28,000 Employees To Be Laid Off
Disney has several theme parks located across the world including China, Hong Kong, France and Japan, as well as parks in California and Florida. In 2019 these theme parks cumulatively welcomed 155 million visitors, but during 2020 each of Disney’s theme parks had to close at some point. Now Disney is counting the cost of these shutdowns.
Staff at Disney theme parks are an essential part of creating the intangible Disney magic and and an unforgettable visitor experience; from the teams operating the rides to the staff who pose for children dressed as popular Disney characters, all staff are important. But after Disney lost nearly $4.72 billion, staff at its theme parks are facing redundancy.
Some 28,000 employees from across Disney’s theme parks are being laid off. Disney argues that the parks cannot remain fully staffed during this time when visitor numbers are highly restricted.
A Retrenchment Of Good Will?
Disney is not just in the business of lighting up children’s imaginations. The company also has an extensive corporate social responsibility program which commentators are hoping will not have to bear the brunt of its cutbacks.
Disney provides financial support to many organisations that are helping young children, such as ‘Toys for Tots’ and the ‘Boys & Girls Clubs of America’. Disney is also a key partner to ‘Make a Wish’, a non-profit organisation that makes seriously ill children’s wishes come true. Disney also provides free education and scholarships through Disney University.

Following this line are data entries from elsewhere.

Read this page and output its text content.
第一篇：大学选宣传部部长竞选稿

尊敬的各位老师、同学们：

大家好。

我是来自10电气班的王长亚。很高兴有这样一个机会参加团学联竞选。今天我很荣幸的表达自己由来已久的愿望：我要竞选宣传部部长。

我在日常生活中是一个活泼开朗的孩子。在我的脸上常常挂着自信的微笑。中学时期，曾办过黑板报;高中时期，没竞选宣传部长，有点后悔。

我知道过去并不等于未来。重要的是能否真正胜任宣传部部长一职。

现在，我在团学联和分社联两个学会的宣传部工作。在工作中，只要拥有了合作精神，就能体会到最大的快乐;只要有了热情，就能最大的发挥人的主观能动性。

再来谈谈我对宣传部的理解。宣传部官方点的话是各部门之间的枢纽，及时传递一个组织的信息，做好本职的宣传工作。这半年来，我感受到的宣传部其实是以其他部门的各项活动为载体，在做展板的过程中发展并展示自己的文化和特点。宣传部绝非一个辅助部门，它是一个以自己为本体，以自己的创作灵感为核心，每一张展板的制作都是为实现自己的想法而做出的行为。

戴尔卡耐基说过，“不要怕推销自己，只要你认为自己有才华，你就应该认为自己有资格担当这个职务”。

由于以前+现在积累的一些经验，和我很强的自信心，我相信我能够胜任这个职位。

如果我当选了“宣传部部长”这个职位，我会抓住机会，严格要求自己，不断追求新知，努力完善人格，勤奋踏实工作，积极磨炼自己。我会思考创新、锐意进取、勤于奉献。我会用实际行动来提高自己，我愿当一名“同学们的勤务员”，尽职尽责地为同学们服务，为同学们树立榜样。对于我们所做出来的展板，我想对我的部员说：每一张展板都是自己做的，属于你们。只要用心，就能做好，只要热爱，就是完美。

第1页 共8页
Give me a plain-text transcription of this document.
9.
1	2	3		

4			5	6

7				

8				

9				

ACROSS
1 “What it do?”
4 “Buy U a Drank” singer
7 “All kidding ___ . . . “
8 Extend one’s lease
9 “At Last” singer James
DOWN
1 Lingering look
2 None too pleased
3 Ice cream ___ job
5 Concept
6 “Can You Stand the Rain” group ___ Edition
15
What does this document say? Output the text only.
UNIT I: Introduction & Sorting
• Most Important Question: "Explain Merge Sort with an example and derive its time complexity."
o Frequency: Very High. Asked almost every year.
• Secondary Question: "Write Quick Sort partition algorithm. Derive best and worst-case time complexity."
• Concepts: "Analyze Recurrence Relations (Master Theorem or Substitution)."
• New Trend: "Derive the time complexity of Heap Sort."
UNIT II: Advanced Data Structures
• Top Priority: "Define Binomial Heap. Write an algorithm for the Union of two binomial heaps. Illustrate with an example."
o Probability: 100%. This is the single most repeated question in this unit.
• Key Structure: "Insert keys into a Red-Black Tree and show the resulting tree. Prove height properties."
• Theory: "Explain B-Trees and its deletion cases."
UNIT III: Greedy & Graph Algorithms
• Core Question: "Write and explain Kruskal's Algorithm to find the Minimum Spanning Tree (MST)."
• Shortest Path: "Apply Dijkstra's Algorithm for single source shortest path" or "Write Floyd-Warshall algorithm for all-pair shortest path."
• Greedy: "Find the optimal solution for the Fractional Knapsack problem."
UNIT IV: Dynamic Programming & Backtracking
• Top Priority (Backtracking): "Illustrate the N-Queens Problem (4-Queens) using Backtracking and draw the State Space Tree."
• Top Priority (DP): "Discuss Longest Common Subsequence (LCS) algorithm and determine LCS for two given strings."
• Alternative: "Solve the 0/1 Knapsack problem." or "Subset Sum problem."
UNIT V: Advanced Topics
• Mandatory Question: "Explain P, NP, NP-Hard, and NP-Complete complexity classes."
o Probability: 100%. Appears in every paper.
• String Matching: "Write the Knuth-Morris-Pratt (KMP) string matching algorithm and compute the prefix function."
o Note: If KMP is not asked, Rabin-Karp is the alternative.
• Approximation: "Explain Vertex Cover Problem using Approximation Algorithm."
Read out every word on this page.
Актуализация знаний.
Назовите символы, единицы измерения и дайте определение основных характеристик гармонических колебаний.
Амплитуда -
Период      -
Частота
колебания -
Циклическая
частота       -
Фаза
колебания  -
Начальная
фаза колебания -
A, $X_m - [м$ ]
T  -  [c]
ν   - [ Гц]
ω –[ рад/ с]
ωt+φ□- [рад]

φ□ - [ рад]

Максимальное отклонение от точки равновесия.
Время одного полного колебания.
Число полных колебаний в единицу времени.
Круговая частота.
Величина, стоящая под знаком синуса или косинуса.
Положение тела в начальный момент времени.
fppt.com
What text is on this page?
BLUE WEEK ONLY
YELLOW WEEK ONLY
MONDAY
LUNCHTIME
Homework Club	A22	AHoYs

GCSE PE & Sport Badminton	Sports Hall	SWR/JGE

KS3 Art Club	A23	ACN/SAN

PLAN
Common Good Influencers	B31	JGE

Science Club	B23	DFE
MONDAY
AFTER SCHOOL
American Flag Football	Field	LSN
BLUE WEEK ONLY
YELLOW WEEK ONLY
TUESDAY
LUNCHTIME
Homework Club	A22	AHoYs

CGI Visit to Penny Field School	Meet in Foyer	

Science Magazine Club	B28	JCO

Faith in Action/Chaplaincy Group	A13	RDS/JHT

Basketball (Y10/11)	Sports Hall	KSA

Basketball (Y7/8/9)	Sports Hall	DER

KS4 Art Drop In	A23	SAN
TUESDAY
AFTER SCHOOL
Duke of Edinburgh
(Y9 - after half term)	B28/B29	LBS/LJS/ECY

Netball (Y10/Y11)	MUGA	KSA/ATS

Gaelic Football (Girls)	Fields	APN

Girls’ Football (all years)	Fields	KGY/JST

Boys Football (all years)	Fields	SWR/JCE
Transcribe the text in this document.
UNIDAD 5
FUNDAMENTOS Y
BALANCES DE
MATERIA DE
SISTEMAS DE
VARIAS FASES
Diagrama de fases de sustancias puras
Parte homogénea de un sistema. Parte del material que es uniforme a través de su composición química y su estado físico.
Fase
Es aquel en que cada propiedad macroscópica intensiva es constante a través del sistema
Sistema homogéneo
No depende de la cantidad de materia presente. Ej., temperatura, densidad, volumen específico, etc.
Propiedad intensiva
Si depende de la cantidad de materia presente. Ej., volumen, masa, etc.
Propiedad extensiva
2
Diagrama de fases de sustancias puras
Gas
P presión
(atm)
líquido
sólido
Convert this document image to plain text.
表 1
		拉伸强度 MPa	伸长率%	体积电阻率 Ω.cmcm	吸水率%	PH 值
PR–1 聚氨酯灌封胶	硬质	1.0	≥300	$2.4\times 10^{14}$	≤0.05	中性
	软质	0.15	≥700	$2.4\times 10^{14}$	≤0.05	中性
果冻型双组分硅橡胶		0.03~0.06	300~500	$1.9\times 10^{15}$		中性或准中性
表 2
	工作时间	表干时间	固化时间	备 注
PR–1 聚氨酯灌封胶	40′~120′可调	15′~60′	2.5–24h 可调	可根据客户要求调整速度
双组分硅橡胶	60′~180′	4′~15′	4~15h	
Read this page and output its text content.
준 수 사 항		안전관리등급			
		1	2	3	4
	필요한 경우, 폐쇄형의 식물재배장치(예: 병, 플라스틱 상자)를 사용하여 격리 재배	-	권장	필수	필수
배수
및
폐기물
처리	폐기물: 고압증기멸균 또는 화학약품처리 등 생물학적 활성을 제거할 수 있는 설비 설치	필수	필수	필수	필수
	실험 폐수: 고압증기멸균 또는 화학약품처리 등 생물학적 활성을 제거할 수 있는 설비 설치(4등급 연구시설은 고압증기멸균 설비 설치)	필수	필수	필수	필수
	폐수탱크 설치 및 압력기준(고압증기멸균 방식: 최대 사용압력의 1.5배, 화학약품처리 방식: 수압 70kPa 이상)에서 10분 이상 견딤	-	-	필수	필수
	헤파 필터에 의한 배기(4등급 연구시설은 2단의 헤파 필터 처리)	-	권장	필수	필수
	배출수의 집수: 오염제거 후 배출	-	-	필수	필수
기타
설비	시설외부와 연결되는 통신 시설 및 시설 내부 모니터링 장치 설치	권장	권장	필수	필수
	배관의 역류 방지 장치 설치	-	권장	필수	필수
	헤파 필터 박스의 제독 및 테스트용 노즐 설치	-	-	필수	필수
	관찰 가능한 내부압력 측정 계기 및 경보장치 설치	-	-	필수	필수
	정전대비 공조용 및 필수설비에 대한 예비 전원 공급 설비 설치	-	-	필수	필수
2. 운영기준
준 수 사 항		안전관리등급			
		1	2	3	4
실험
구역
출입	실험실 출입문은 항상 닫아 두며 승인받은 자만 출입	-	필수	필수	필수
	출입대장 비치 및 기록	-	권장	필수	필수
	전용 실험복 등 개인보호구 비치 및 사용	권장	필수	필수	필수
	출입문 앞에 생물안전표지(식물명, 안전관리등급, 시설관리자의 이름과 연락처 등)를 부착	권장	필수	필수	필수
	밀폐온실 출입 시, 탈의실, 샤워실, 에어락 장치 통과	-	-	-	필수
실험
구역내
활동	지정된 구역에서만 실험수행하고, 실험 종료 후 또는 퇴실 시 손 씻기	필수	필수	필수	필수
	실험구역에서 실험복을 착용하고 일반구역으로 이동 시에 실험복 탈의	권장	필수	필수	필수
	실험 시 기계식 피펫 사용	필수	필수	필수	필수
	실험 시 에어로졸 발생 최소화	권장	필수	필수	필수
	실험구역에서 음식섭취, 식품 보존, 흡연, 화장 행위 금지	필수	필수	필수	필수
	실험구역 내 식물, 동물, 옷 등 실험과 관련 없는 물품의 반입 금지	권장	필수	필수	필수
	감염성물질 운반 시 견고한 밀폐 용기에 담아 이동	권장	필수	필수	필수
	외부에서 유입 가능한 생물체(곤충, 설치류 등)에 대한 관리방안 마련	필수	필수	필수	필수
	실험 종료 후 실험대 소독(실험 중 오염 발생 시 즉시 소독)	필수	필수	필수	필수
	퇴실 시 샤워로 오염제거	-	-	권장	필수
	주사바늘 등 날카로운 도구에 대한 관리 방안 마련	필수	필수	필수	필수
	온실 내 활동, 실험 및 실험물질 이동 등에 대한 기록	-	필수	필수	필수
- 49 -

The concern that large organisations like Disney might retrench from their charitable efforts to help build communities has been shared widely. Entrepreneurs-turned-philanthropists such as Lord Rumi Verjee and Tej Kohli recently urged large companies in the UK to increase their support for charitable schemes which help the most vulnerable communities.
Maintaining such programmes even during times of difficult need not be altruistic. A research project led by Verizon quantified the benefits of companies ‘doing good’, and concluded that ‘doing good’ reduces team turnover rate by up to 50%, increases productivity by up to 13%, and boosts employee satisfaction by up to 7.5%.
Disney leads the world in showing how a corporation can create a little magic. Let’s hope it continues to lead the world by showing how corporations can give back after a crisis.